Elecciones 2008. Falacias y espejismos

Escrito por: arco el 20 Ene 2008 - URL Permanente

El giro que ha dado el PP en su campaña frente a las elecciones sustituyendo sus temas estrella durante toda la legislatura por la economía, hasta ahora la mejor baza del gobierno, es explicable por dos razones: una, que los signos de una posible crisis se multiplican y la mayoría de los ciudadanos la dan ya por segura; y dos, la falacia, muy extendida por cierto, de que la derecha gestiona mejor las crisis. Descarto la idea de la responsabilidad del ejecutivo en la desaceleración económica por la evidencia incontestable de sus raíces americanas, en todo caso, foráneas. Un superávit histórico, una caja en la seguridad social no menos histórica, el crecimiento del PIB en los últimos años y el resurgir de otros sectores al margen de la construcción, son pruebas irrefutables que hacen que suenen a hueco las críticas de la oposición sobre el particular.

La certeza de la crisis, desaceleración o recesión, como queramos imaginarla, está por confirmar, aunque quizás sea más sensato especular sobre su alcance que sobre su llegada, que parece cierta.

En todas las crisis habidas y por haber los sectores que las sufren con mayor dureza son los más débiles económicamente: la pequeña empresa, los trabajadores, los autónomos y profesionales, los funcionarios, los pensionistas… Al gran capital le basta con retraerse y esperar; puede convulsionarse la bolsa, pueden tambalearse grandes empresas, pero, como siempre, para el capital no será más que una crisis de crecimiento de la que saldrá fortalecido.

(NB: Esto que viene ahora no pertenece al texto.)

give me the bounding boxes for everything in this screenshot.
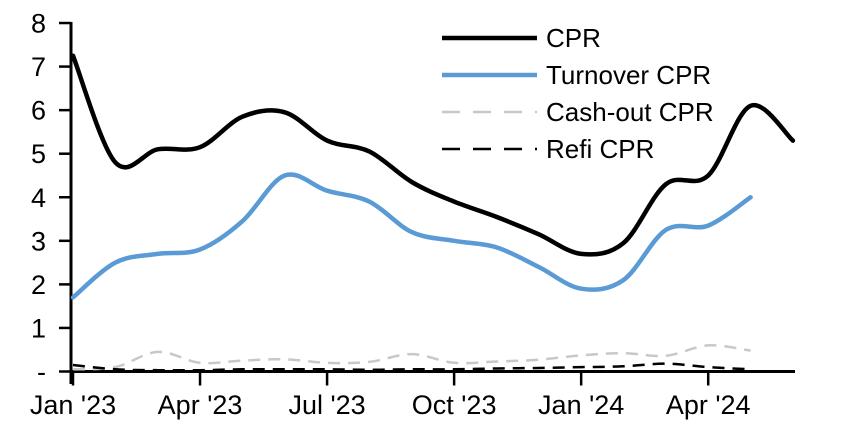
legend-label-refi-cpr: Refi CPR [546, 134, 654, 164]
legend-label-cpr: CPR [546, 23, 601, 53]
series-line-cpr [70, 53, 796, 257]
legend-label-cash-out-cpr: Cash-out CPR [546, 97, 714, 127]
y-tick-label: 3 [31, 226, 46, 256]
x-tick-label: Apr '24 [666, 390, 751, 420]
x-tick-label: Oct '23 [412, 390, 497, 420]
y-tick-label: 8 [31, 9, 46, 39]
y-tick-label: - [37, 357, 46, 387]
y-tick-label: 2 [31, 270, 46, 300]
x-tick-label: Jan '24 [538, 390, 624, 420]
legend-label-turnover-cpr: Turnover CPR [546, 60, 711, 90]
series-line-refi-cpr [72, 362, 751, 372]
series-line-turnover-cpr [70, 172, 753, 300]
x-tick-label: Jul '23 [288, 390, 365, 420]
x-tick-label: Apr '23 [158, 390, 243, 420]
y-tick-label: 7 [31, 52, 46, 82]
legend: CPR Turnover CPR Cash-out CPR Refi CPR [442, 23, 714, 164]
x-tick-label: Jan '23 [30, 390, 116, 420]
y-tick-label: 1 [31, 313, 46, 343]
y-tick-label: 4 [31, 183, 46, 213]
y-tick-label: 6 [31, 96, 46, 126]
series-lines [70, 53, 796, 372]
y-tick-label: 5 [31, 139, 46, 169]
axes: - 1 2 3 4 5 6 7 8 Jan '23 Apr '23 Jul '23 Oct '23 Jan… [30, 9, 795, 420]
legend-entry-cpr: CPR [442, 23, 601, 53]
series-line-cash-out-cpr [72, 344, 751, 371]
legend-entry-cash-out-cpr: Cash-out CPR [442, 97, 714, 127]
legend-entry-refi-cpr: Refi CPR [442, 134, 654, 164]
legend-entry-turnover-cpr: Turnover CPR [442, 60, 711, 90]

¿Cuál debe ser la misión del gobierno ante una crisis? Desde luego tratar de frenarla y remontarla lo antes posible; izquierda y derecha estarán de acuerdo en esta obviedad. Pero el valor de la economía en la política debe ser sólo instrumental, debe ser la herramienta con la que mejorar el bienestar de los ciudadanos; una economía saneada no es un fin en sí misma, sino la plataforma que permita un desarrollo integral de la ciudadanía. Perder esta perspectiva es perder el sentido de la política, el arte de la convivencia. Justamente aquí es donde se bifurcan los caminos: uno a la izquierda, otro a la derecha. Un gobierno responsable, desde mi punto de vista, sería aquel que, sin abandonar el primer objetivo señalado al principio de este párrafo, ponga las medidas necesarias para que los sectores más expuestos la sufran menos, para que de la crisis renazca una sociedad más igualitaria, a costa naturalmente de los poderosos, que no necesitan protección.

¿Cuál ha sido el primer movimiento de la derecha? Colocar a un representante del gran capital, Pizarro, al frente de la economía. A menos que este señor haya sufrido lo que Pablo de Tarso cuando el impacto de la fe repentina le derribó del caballo, sus intereses, su formación y su ideología es la menos indicada para emprender una política económica que no consista en recuperar la “normalidad económica” en la que el capital siga haciendo su agosto, sin detenerse siquiera en contar los cadáveres que deje atrás. Sus éxitos en la empresa privada son todo menos una garantía de buen hacer en la gestión pública. La excelencia técnica nada tiene que ver con la excelencia política, que mira a los ciudadanos antes que a los índices.

La crisis, si llega, se remontará; de aquí a unos años será historia. La cuestión es ¿a costa de quién? Si queremos que no sea a costa nuestra, es decir, de los de abajo, el camino de la derecha es un espejismo.